In the absence of my counsellor this has become increasingly more clear to me; that distraction alone is not enough to keep safe in the long run. Yes, employing distraction techniques will keep you safe for the moment – but unfortunately, without the extra direction that counselling and therapy offer, the emotional strain still keeps building and thus you may, as is the case for me, find yourself moving from the stage of wanting to self-harm to actually wanting to end your life altogether, simply for the sake of escaping the pain you are experiencing.

For me – and I have said this repeatedly – it is not a case of actually wanting to die – I just don’t want to live. In this way. And without the help I need to make sense of all those underlying emotions I mentioned earlier, I can’t see myself breaking away from it. I am more than willing to admit that I simply don’t have the tools yet to be able to do this on my own.

I have spoken to my care co-ordinator about this on a number of occasions, but she seems not only unwilling but unable to understand the severity, the depth, of this problem.

Two weeks ago, when I, for some inexplicable reason called her, naïvely hoping that she’d be able to help me make the referral to Drayton Park since I didn’t feel able to do it on my own, she actually gave me the oh-so-insightful advice “Just think happy thoughts!” – as if that would somehow magically make things ok for me, would enable me to pick myself up and put myself back together. I mean, I’ve had my fair share of You’ve just got to stay positives aimed at me – and in all honesty sometimes it’s even been helpful, but, that – “Just think happy thoughts!” – really drove me over the edge.

This same woman, by the way, made the unbelievably bright statement that “we don’t want to overcrowd you with support” when she met up with me and one of my named workers at Drayton Park for a review last week. Now, I don’t know about you, but it’s been a good ol’ while since I heard about anyone stating “overcrowded with support” as a reason for giving up on themselves and on life, so I’m not entirely sure how she reached that conclusion.
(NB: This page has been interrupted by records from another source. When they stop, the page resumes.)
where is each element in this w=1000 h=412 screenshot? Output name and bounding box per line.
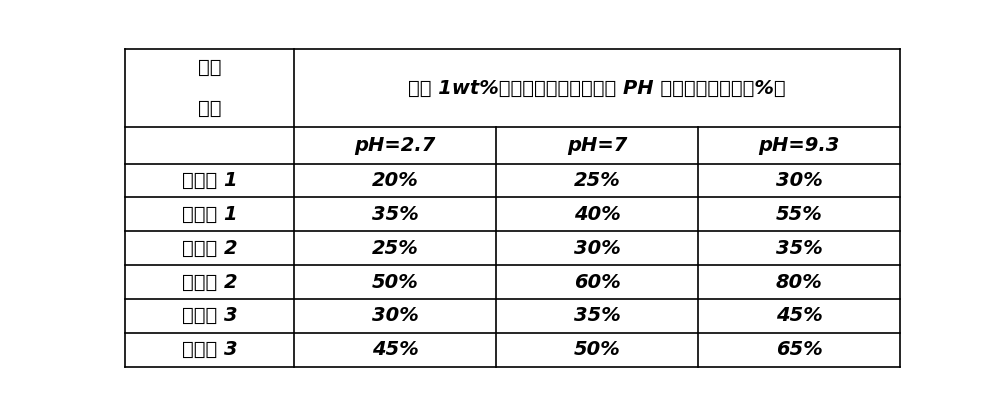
Text: 添加 1wt%黄腐酸的水凝胶在不同 PH 条件下的释放率（%）: 添加 1wt%黄腐酸的水凝胶在不同 PH 条件下的释放率（%） — [408, 79, 786, 98]
Text: 30%: 30% — [574, 239, 620, 258]
Text: 55%: 55% — [776, 205, 822, 224]
Text: 测试: 测试 — [198, 58, 221, 77]
Text: 25%: 25% — [372, 239, 418, 258]
Text: 实施例 1: 实施例 1 — [182, 205, 237, 224]
Text: 50%: 50% — [372, 273, 418, 292]
Text: 20%: 20% — [372, 171, 418, 190]
Text: 45%: 45% — [776, 307, 822, 325]
Text: 对比例 2: 对比例 2 — [182, 239, 237, 258]
Text: 样品: 样品 — [198, 99, 221, 118]
Text: pH=2.7: pH=2.7 — [354, 136, 436, 155]
Text: 45%: 45% — [372, 340, 418, 359]
Text: 35%: 35% — [372, 205, 418, 224]
Text: 30%: 30% — [776, 171, 822, 190]
Text: 实施例 2: 实施例 2 — [182, 273, 237, 292]
Text: 25%: 25% — [574, 171, 620, 190]
Text: 50%: 50% — [574, 340, 620, 359]
Text: 对比例 3: 对比例 3 — [182, 307, 237, 325]
Text: 60%: 60% — [574, 273, 620, 292]
Text: pH=9.3: pH=9.3 — [758, 136, 840, 155]
Text: 实施例 3: 实施例 3 — [182, 340, 237, 359]
Text: 65%: 65% — [776, 340, 822, 359]
Text: pH=7: pH=7 — [567, 136, 627, 155]
Text: 30%: 30% — [372, 307, 418, 325]
Text: 40%: 40% — [574, 205, 620, 224]
Text: 35%: 35% — [776, 239, 822, 258]
Text: 35%: 35% — [574, 307, 620, 325]
Text: 80%: 80% — [776, 273, 822, 292]
Text: 对比例 1: 对比例 1 — [182, 171, 237, 190]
Then again, she is apparently also the kind of person who thinks that a pat on the head is an acceptable form of encouragement, rather than a decidedly condescending gesture. (Yes – you guessed it – she actually, physically, patted me on the head as she was leaving the room..)
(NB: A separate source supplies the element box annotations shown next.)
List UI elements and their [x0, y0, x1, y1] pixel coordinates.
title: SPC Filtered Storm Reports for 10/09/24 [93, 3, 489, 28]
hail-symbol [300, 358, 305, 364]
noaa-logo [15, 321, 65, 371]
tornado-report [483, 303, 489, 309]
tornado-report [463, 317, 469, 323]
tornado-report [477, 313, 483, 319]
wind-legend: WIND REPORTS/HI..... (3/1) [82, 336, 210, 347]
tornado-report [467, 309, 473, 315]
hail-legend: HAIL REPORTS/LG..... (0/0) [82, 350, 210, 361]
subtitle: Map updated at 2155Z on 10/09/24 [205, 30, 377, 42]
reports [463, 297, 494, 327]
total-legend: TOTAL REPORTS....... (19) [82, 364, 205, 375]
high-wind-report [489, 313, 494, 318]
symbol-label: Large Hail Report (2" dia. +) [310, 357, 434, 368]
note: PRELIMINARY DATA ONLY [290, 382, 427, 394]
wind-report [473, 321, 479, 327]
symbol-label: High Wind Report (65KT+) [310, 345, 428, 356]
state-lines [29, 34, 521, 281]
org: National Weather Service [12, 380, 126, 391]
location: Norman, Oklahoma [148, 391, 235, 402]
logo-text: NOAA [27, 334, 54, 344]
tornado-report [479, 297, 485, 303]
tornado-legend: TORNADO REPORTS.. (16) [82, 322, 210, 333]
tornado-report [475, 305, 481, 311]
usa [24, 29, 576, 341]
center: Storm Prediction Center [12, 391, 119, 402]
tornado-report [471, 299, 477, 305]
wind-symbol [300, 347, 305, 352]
Ok, so I’ve lost the track a bit here, but on the other hand it does rather perfectly illustrate the fact that not only do people suffering from depression and other emotional difficulties have to deal with the actual difficulty in itself, but often – and I’ve heard this said time and time again by people who are in a similar situation to me – find themselves having to also struggle to convince the people who are meant to be there to support them that lending an occasional helping hand will not necessarily render them completely dependent on others from here on out.

There is a lot more I could write on this subject, but I think that for now I’ll leave it be and just concentrate on the things that are going my way, rather than the things that aren’t. Things like having people around me who picks up the thread and helps me where the system seems to have failed. And friends I can call and just cry and not say a word to and they will still understand me.

How’s that for positive thinking?


PS. No need to freak out over the scalpels, they are no longer in my possession; I called Drayton Park and the workers helped me calm down and have a breather before supporting me to dispose of the offending objects.